Using specimens from the museum's scientific collections, Dr. Nancy Moncrief, Curator of Mammalogy at VMNH, worked with Dr. R. Jory Brinkerhoff, Associate Professor of Biology at the University of Richmond, and other colleagues to study the mice and the diseases they carried. Their study, titled Use of mammalian museum specimens to test hypotheses about the geographic expansion of Lyme disease in the southeastern United States, was published by ScienceDirect in November 2022. This page includes details about the study, including a link to the technical article regarding the research.
Below is a graphical abstract of their research.
Graphic: Meghan Leber
Dr. Brinkerhoff is an expert in the field of diseases that ticks transmit when they bite a human to feed on their blood. Lyme disease is caused by a bacterium called Borellia burgdorferi, which is transmitted by the black-legged tick, Ixodes scapularis. One of the black-legged tick's most popular targets is the white-footed mouse (Peromyscus leucopus). In fact, nearly all white-footed mice are infected in the places where Lyme disease is common.

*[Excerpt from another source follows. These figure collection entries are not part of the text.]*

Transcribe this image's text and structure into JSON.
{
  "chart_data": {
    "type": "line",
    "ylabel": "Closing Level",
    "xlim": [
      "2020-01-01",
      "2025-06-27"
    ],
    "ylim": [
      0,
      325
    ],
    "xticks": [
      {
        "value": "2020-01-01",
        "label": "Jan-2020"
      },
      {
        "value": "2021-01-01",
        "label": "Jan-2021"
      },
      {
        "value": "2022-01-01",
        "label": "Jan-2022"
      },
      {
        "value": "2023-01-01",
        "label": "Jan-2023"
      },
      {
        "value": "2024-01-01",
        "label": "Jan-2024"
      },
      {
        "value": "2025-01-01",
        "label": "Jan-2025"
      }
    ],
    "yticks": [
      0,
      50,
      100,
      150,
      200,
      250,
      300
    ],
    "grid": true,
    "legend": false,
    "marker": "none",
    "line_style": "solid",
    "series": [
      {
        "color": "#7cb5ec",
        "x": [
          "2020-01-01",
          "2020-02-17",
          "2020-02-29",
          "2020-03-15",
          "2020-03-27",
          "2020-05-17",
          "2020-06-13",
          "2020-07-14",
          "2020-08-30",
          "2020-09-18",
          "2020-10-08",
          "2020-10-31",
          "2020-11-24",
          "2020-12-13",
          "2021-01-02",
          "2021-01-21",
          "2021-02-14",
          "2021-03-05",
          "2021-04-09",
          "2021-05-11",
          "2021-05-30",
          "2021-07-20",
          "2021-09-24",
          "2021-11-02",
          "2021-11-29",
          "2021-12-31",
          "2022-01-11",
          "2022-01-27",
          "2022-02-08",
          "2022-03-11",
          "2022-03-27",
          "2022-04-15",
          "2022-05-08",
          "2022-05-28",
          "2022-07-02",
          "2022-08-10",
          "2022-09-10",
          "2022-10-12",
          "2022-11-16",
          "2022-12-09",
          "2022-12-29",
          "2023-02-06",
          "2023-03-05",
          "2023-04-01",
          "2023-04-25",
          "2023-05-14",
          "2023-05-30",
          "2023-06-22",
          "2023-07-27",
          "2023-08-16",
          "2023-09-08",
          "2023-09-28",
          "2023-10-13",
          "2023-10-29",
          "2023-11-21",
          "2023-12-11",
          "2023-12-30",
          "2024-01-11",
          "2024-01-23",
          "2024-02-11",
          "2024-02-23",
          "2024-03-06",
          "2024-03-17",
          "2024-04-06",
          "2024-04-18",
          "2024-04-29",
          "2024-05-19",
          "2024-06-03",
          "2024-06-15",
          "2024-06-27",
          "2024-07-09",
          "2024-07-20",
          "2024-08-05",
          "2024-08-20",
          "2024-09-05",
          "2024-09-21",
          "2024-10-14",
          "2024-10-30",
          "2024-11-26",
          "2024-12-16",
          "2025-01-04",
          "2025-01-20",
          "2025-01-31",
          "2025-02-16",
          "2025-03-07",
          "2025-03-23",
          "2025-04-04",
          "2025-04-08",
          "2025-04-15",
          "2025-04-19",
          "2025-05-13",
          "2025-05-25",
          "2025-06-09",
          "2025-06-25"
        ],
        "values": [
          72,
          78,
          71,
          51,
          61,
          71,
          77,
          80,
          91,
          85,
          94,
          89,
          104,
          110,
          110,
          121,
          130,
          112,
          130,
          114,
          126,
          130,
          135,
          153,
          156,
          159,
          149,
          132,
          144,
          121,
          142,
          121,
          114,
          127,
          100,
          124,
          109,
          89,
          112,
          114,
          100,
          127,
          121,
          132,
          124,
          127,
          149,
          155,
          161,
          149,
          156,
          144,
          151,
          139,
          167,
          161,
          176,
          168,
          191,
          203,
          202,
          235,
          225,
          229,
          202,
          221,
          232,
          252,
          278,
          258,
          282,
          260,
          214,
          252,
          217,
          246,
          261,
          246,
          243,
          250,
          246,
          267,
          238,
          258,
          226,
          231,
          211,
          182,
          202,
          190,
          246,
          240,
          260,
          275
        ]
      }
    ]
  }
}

Historically, Lyme disease has been concentrated in the northeast and north-central United States, but its range is expanding southwards into Virginia and North Carolina. The first report of Lyme in eastern Virginia occurred in 1990, but there are now more and more cases in the mountainous parts of western Virginia and North Carolina. Dr. Brinkerhoff wanted to know why.
One hypothesis was that black-legged ticks and the animals they infect have expanded their ranges southward along the Appalachian Mountains. A second hypothesis was that the Lyme disease bacterium was already present in this area, infecting a variety of animals such as the white-footed mouse, but not humans. To test the hypotheses, Dr. Brinkerhoff needed to look for the Lyme disease bacterium in white-footed mice that lived in Virginia and North Carolina before the rapid rise in the number of western cases. That's where the VMNH collections come in!
Dr. Brinkerhoff contacted Dr. Moncrief and Ms. Lisa Gatens, the Collections Manager of Mammalogy at the North Carolina Museum of Natural Sciences. These two museums have thousands of specimens, preserved as dried skins and skeletons, from native mammals, including many from the white-footed mouse. Some of them were collected and placed in storage more than a hundred years ago!
Dr. Moncrief and Ms. Gatens supplied tiny pieces of the ears of white-footed mouse specimens collected before the year 2000. Dr. Brinkerhoff and his students tested the samples to try to find DNA from the Lyme disease bacterium. They did find the bacterial DNA in mice from eastern Virginia, but the western mice showed no trace of the same DNA. That supports the second hypothesis: that the western cases of Lyme disease are the result of the rapid southward range expansion of infected ticks and the animals they feed on.
As with all science, big questions remain. One of the biggest is “what caused the black-legged ticks to expand into to the south?” The answers to these questions just might be found in specimens of ticks or other animals currently stored in our museum's cabinets!